L6e quadricycles have carved out a unique and growing niche in European cities, where their compact size, low speed, and lightweight classification make them ideal for navigating dense urban environments. These light four-wheeled vehicles are limited to a top speed of 45 km/h (28 mph) and a maximum weight of 425 kg (excluding batteries), allowing them to be driven with a moped license in many countries.

That accessibility, combined with their affordability and electric drivetrains, has made L6e quadricycles especially popular among teenagers, city dwellers, and older adults looking for an easy-to-use alternative to cars.

One of the most iconic examples is the Citroen Ami, a no-frills, ultra-compact electric vehicle that has gained cult status in urban areas thanks to its minimalist design, €7,000 price tag, and availability through subscription or car-sharing services. My wife and I spent a week living with a Citroen Ami while on vacation in Greece, and it proved to be a fascinating way to navigate around.

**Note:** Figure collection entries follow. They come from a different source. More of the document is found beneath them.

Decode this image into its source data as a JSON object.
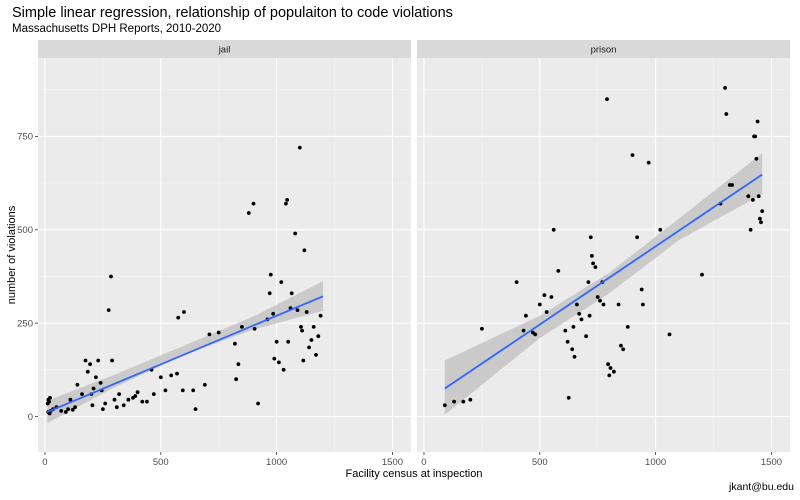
{
  "title": "Simple linear regression, relationship of populaiton to code violations",
  "subtitle": "Massachusetts DPH Reports, 2010-2020",
  "caption": "jkant@bu.edu",
  "colors": {
    "panel_bg": "#ebebeb",
    "strip_bg": "#d9d9d9",
    "grid_major": "#ffffff",
    "point": "#000000",
    "fit_line": "#3366ff",
    "ribbon": "#c4c4c4"
  },
  "chart_data": {
    "type": "scatter",
    "facet_by": "facility type",
    "xlabel": "Facility census at inspection",
    "ylabel": "number of violations",
    "xlim": [
      -30,
      1580
    ],
    "ylim": [
      -95,
      960
    ],
    "x_ticks": [
      0,
      500,
      1000,
      1500
    ],
    "x_tick_labels": [
      "0",
      "500",
      "1000",
      "1500"
    ],
    "y_ticks": [
      0,
      250,
      500,
      750
    ],
    "y_tick_labels": [
      "0",
      "250",
      "500",
      "750"
    ],
    "grid": true,
    "legend": "none",
    "panels": [
      {
        "name": "jail",
        "fit": {
          "x": [
            10,
            1200
          ],
          "y": [
            12,
            322
          ]
        },
        "ribbon": {
          "x": [
            10,
            300,
            600,
            900,
            1200
          ],
          "lower": [
            -18,
            78,
            165,
            233,
            283
          ],
          "upper": [
            42,
            112,
            190,
            268,
            362
          ]
        },
        "points": [
          [
            12,
            35
          ],
          [
            15,
            45
          ],
          [
            18,
            40
          ],
          [
            22,
            50
          ],
          [
            14,
            12
          ],
          [
            20,
            8
          ],
          [
            25,
            15
          ],
          [
            35,
            20
          ],
          [
            50,
            25
          ],
          [
            70,
            15
          ],
          [
            90,
            12
          ],
          [
            100,
            20
          ],
          [
            110,
            45
          ],
          [
            120,
            18
          ],
          [
            130,
            25
          ],
          [
            140,
            85
          ],
          [
            160,
            60
          ],
          [
            175,
            150
          ],
          [
            185,
            120
          ],
          [
            195,
            140
          ],
          [
            200,
            60
          ],
          [
            205,
            30
          ],
          [
            210,
            75
          ],
          [
            220,
            105
          ],
          [
            230,
            150
          ],
          [
            240,
            90
          ],
          [
            245,
            70
          ],
          [
            250,
            20
          ],
          [
            260,
            35
          ],
          [
            275,
            285
          ],
          [
            285,
            375
          ],
          [
            290,
            150
          ],
          [
            300,
            45
          ],
          [
            310,
            25
          ],
          [
            320,
            60
          ],
          [
            340,
            30
          ],
          [
            360,
            45
          ],
          [
            380,
            50
          ],
          [
            390,
            55
          ],
          [
            400,
            65
          ],
          [
            420,
            40
          ],
          [
            440,
            40
          ],
          [
            460,
            125
          ],
          [
            470,
            60
          ],
          [
            500,
            105
          ],
          [
            520,
            70
          ],
          [
            545,
            110
          ],
          [
            570,
            115
          ],
          [
            575,
            265
          ],
          [
            595,
            70
          ],
          [
            600,
            280
          ],
          [
            640,
            70
          ],
          [
            650,
            20
          ],
          [
            690,
            85
          ],
          [
            710,
            220
          ],
          [
            750,
            225
          ],
          [
            820,
            195
          ],
          [
            825,
            100
          ],
          [
            835,
            140
          ],
          [
            850,
            240
          ],
          [
            880,
            545
          ],
          [
            900,
            570
          ],
          [
            905,
            235
          ],
          [
            920,
            35
          ],
          [
            960,
            260
          ],
          [
            970,
            330
          ],
          [
            975,
            380
          ],
          [
            985,
            275
          ],
          [
            990,
            155
          ],
          [
            1000,
            200
          ],
          [
            1010,
            145
          ],
          [
            1020,
            360
          ],
          [
            1030,
            125
          ],
          [
            1040,
            570
          ],
          [
            1045,
            580
          ],
          [
            1050,
            200
          ],
          [
            1060,
            290
          ],
          [
            1065,
            330
          ],
          [
            1080,
            490
          ],
          [
            1090,
            285
          ],
          [
            1100,
            720
          ],
          [
            1105,
            240
          ],
          [
            1110,
            230
          ],
          [
            1115,
            150
          ],
          [
            1120,
            445
          ],
          [
            1130,
            280
          ],
          [
            1140,
            185
          ],
          [
            1150,
            205
          ],
          [
            1160,
            240
          ],
          [
            1170,
            165
          ],
          [
            1180,
            215
          ],
          [
            1190,
            270
          ]
        ]
      },
      {
        "name": "prison",
        "fit": {
          "x": [
            90,
            1460
          ],
          "y": [
            75,
            648
          ]
        },
        "ribbon": {
          "x": [
            90,
            500,
            800,
            1100,
            1460
          ],
          "lower": [
            5,
            210,
            330,
            472,
            595
          ],
          "upper": [
            150,
            270,
            385,
            530,
            705
          ]
        },
        "points": [
          [
            90,
            30
          ],
          [
            130,
            40
          ],
          [
            170,
            40
          ],
          [
            200,
            45
          ],
          [
            250,
            235
          ],
          [
            400,
            360
          ],
          [
            430,
            230
          ],
          [
            440,
            270
          ],
          [
            470,
            225
          ],
          [
            480,
            220
          ],
          [
            500,
            300
          ],
          [
            520,
            325
          ],
          [
            530,
            280
          ],
          [
            550,
            320
          ],
          [
            560,
            500
          ],
          [
            580,
            390
          ],
          [
            610,
            230
          ],
          [
            620,
            200
          ],
          [
            625,
            50
          ],
          [
            640,
            180
          ],
          [
            645,
            240
          ],
          [
            650,
            160
          ],
          [
            660,
            300
          ],
          [
            670,
            275
          ],
          [
            680,
            260
          ],
          [
            700,
            215
          ],
          [
            710,
            360
          ],
          [
            715,
            270
          ],
          [
            720,
            480
          ],
          [
            725,
            430
          ],
          [
            730,
            410
          ],
          [
            740,
            400
          ],
          [
            750,
            320
          ],
          [
            760,
            310
          ],
          [
            770,
            360
          ],
          [
            775,
            300
          ],
          [
            790,
            850
          ],
          [
            795,
            140
          ],
          [
            800,
            110
          ],
          [
            805,
            130
          ],
          [
            820,
            120
          ],
          [
            840,
            300
          ],
          [
            850,
            190
          ],
          [
            860,
            180
          ],
          [
            880,
            240
          ],
          [
            900,
            700
          ],
          [
            920,
            480
          ],
          [
            940,
            340
          ],
          [
            945,
            300
          ],
          [
            970,
            680
          ],
          [
            1020,
            500
          ],
          [
            1060,
            220
          ],
          [
            1200,
            380
          ],
          [
            1280,
            570
          ],
          [
            1300,
            880
          ],
          [
            1305,
            810
          ],
          [
            1320,
            620
          ],
          [
            1330,
            620
          ],
          [
            1400,
            590
          ],
          [
            1410,
            500
          ],
          [
            1420,
            580
          ],
          [
            1425,
            750
          ],
          [
            1430,
            750
          ],
          [
            1435,
            690
          ],
          [
            1440,
            790
          ],
          [
            1445,
            590
          ],
          [
            1450,
            530
          ],
          [
            1455,
            520
          ],
          [
            1460,
            550
          ]
        ]
      }
    ]
  }
}
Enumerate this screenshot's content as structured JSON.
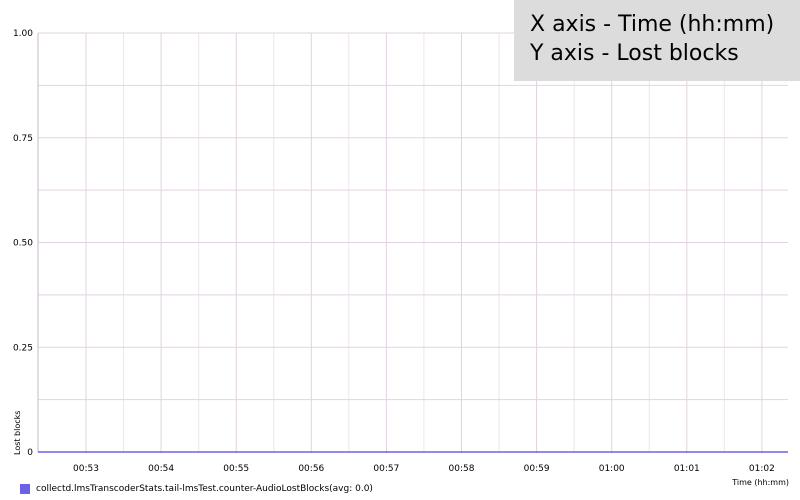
{
  "chart_data": {
    "type": "line",
    "xlabel": "Time (hh:mm)",
    "ylabel": "Lost blocks",
    "categories": [
      "00:53",
      "00:54",
      "00:55",
      "00:56",
      "00:57",
      "00:58",
      "00:59",
      "01:00",
      "01:01",
      "01:02"
    ],
    "y_ticks": [
      "0",
      "0.25",
      "0.50",
      "0.75",
      "1.00"
    ],
    "y_tick_values": [
      0,
      0.25,
      0.5,
      0.75,
      1.0
    ],
    "ylim": [
      0,
      1
    ],
    "grid": true,
    "series": [
      {
        "name": "collectd.lmsTranscoderStats.tail-lmsTest.counter-AudioLostBlocks(avg: 0.0)",
        "color": "#6b63e6",
        "values": [
          0,
          0,
          0,
          0,
          0,
          0,
          0,
          0,
          0,
          0
        ]
      }
    ],
    "legend_position": "bottom-left"
  },
  "info": {
    "line1": "X axis - Time (hh:mm)",
    "line2": "Y axis - Lost blocks"
  },
  "colors": {
    "grid": "#e2d3e2",
    "axis": "#c8b9c8",
    "info_bg": "#dcdcdc",
    "series": "#6b63e6"
  }
}
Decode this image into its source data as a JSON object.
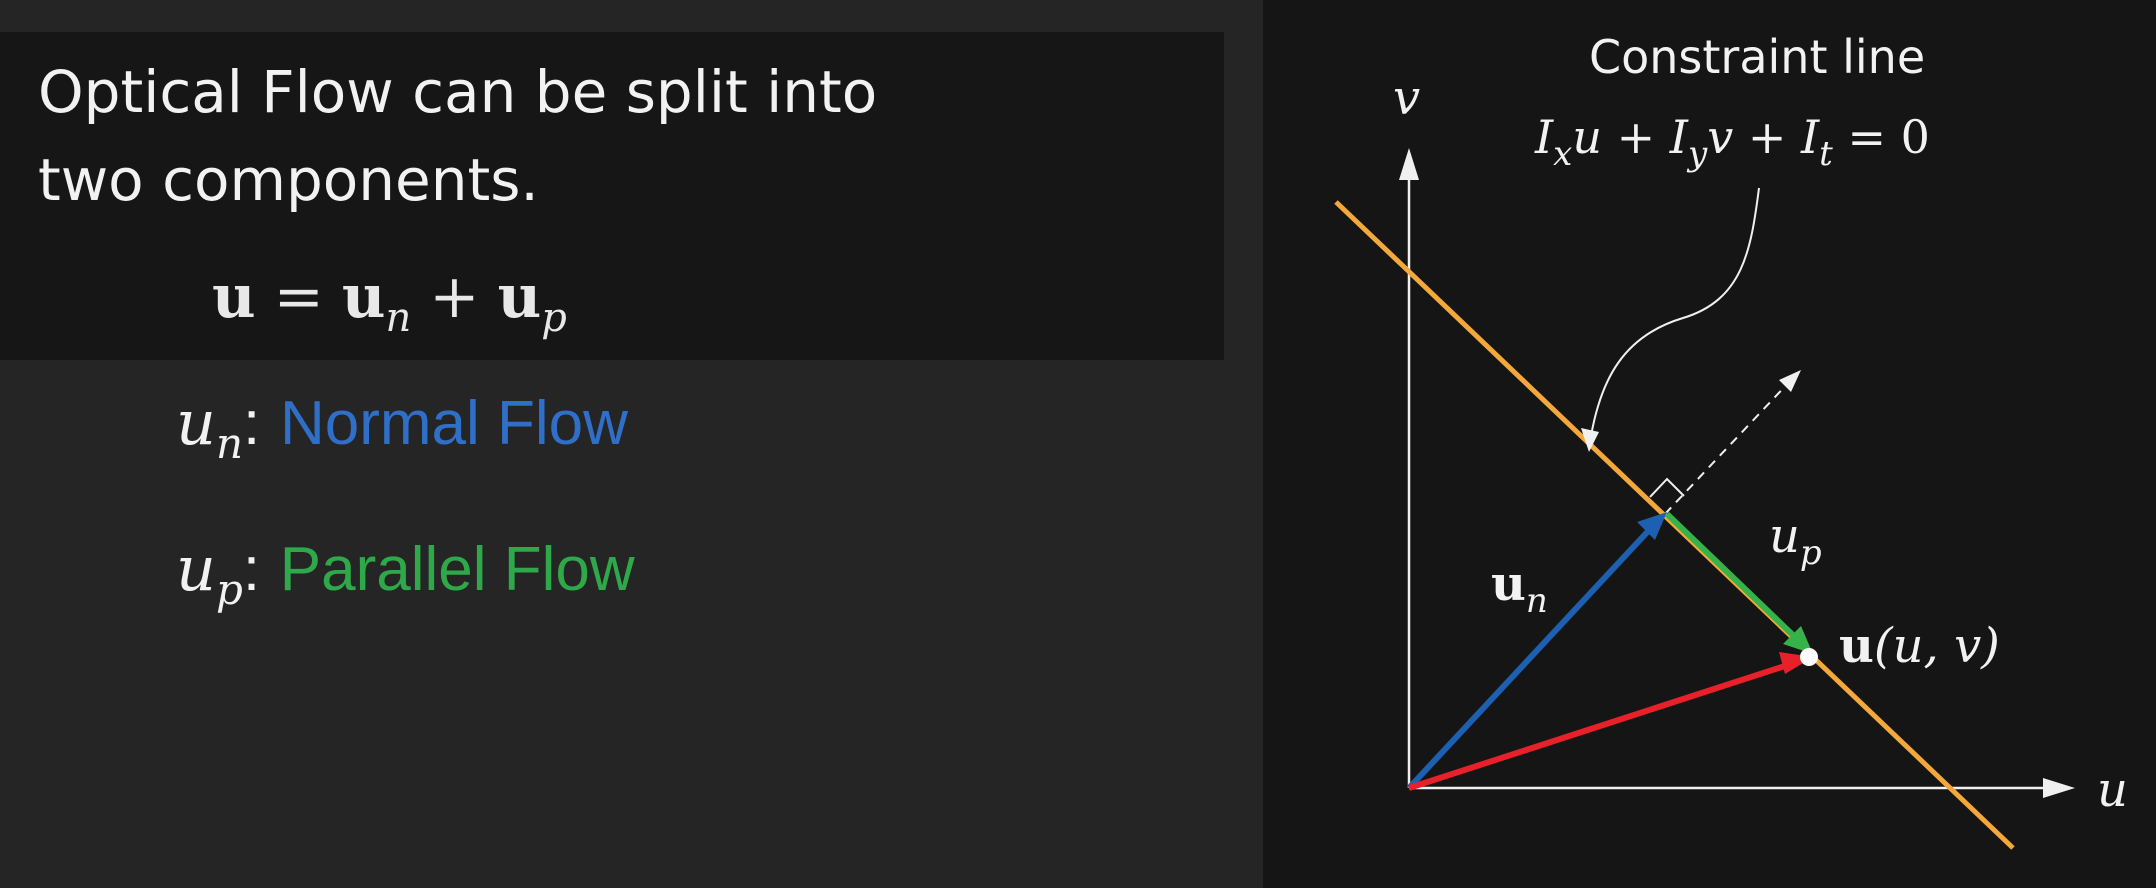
{
  "intro": {
    "line1": "Optical Flow can be split into",
    "line2": "two components."
  },
  "equation": {
    "lhs": "u",
    "equals": "=",
    "term1": "u",
    "term1_sub": "n",
    "plus": "+",
    "term2": "u",
    "term2_sub": "p"
  },
  "definitions": [
    {
      "symbol": "u",
      "sub": "n",
      "colon": ":",
      "label": "Normal Flow",
      "color": "#2f6fc7"
    },
    {
      "symbol": "u",
      "sub": "p",
      "colon": ":",
      "label": "Parallel Flow",
      "color": "#2fa84a"
    }
  ],
  "diagram": {
    "title": "Constraint line",
    "equation": {
      "Ix": "I",
      "x_sub": "x",
      "u1": "u",
      "plus1": "+",
      "Iy": "I",
      "y_sub": "y",
      "v1": "v",
      "plus2": "+",
      "It": "I",
      "t_sub": "t",
      "eq0": "= 0"
    },
    "axis_v": "v",
    "axis_u": "u",
    "un": {
      "main": "u",
      "sub": "n"
    },
    "up": {
      "main": "u",
      "sub": "p"
    },
    "point": {
      "main": "u",
      "args": "(u, v)"
    },
    "colors": {
      "constraint_line": "#f5a83a",
      "normal": "#1d5fb0",
      "parallel": "#36b24a",
      "flow": "#e8202a",
      "axes": "#f0f0f0"
    }
  }
}
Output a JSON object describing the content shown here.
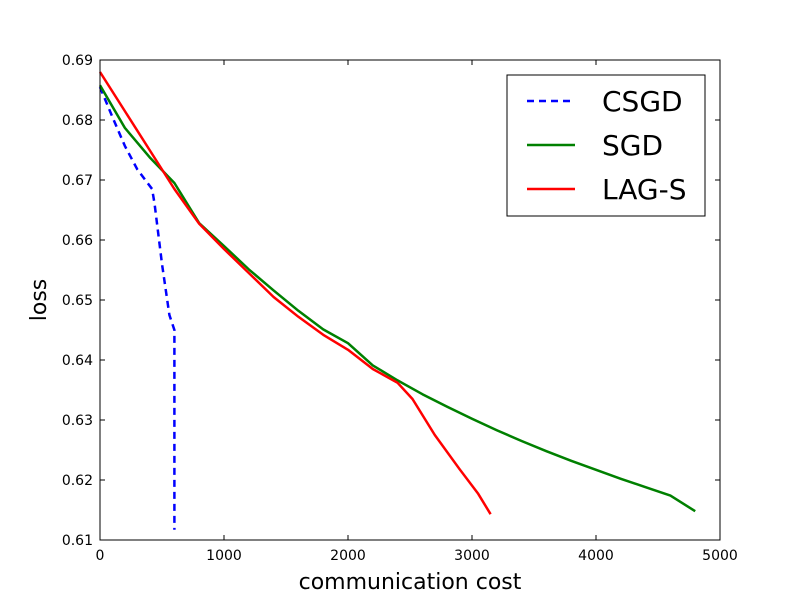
{
  "chart_data": {
    "type": "line",
    "xlabel": "communication cost",
    "ylabel": "loss",
    "xlim": [
      0,
      5000
    ],
    "ylim": [
      0.61,
      0.69
    ],
    "xticks": [
      "0",
      "1000",
      "2000",
      "3000",
      "4000",
      "5000"
    ],
    "yticks": [
      "0.61",
      "0.62",
      "0.63",
      "0.64",
      "0.65",
      "0.66",
      "0.67",
      "0.68",
      "0.69"
    ],
    "grid": false,
    "legend_position": "top-right",
    "series": [
      {
        "name": "CSGD",
        "color": "#0000ff",
        "style": "dashed",
        "x": [
          0,
          100,
          200,
          300,
          420,
          440,
          500,
          560,
          600,
          600
        ],
        "y": [
          0.6855,
          0.6805,
          0.6757,
          0.6718,
          0.6685,
          0.666,
          0.656,
          0.6475,
          0.645,
          0.6117
        ]
      },
      {
        "name": "SGD",
        "color": "#008000",
        "style": "solid",
        "x": [
          0,
          200,
          400,
          600,
          800,
          1000,
          1200,
          1400,
          1600,
          1800,
          2000,
          2200,
          2400,
          2600,
          2800,
          3000,
          3200,
          3400,
          3600,
          3800,
          4000,
          4200,
          4400,
          4600,
          4800
        ],
        "y": [
          0.6858,
          0.6787,
          0.6738,
          0.6695,
          0.6628,
          0.659,
          0.6551,
          0.6516,
          0.6482,
          0.6451,
          0.6428,
          0.6391,
          0.6366,
          0.6343,
          0.6322,
          0.6302,
          0.6283,
          0.6265,
          0.6248,
          0.6232,
          0.6217,
          0.6202,
          0.6188,
          0.6174,
          0.6148
        ]
      },
      {
        "name": "LAG-S",
        "color": "#ff0000",
        "style": "solid",
        "x": [
          0,
          200,
          400,
          600,
          800,
          1000,
          1200,
          1400,
          1600,
          1800,
          2000,
          2200,
          2400,
          2520,
          2700,
          2900,
          3050,
          3150
        ],
        "y": [
          0.688,
          0.6815,
          0.675,
          0.6685,
          0.6627,
          0.6585,
          0.6545,
          0.6505,
          0.6472,
          0.6442,
          0.6417,
          0.6385,
          0.6362,
          0.6335,
          0.6275,
          0.6218,
          0.6177,
          0.6143
        ]
      }
    ]
  }
}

Other standout L6e models like the Renault Twizy, the Microlino, and the Eli Zero, have helped demonstrate real demand for niche, small vehicles. These vehicles offer just enough comfort and protection from the elements for short city trips, while avoiding the cost, complexity, and parking headaches of full-size cars –making them an increasingly attractive option in Europe’s car-light future.

NIU could leverage the growing momentum for these types of vehicles if it can stick the landing with the NIUMM. While we still don’t have solid pricing or availability timelines yet, it looks like we’re looking at sooner rather than later.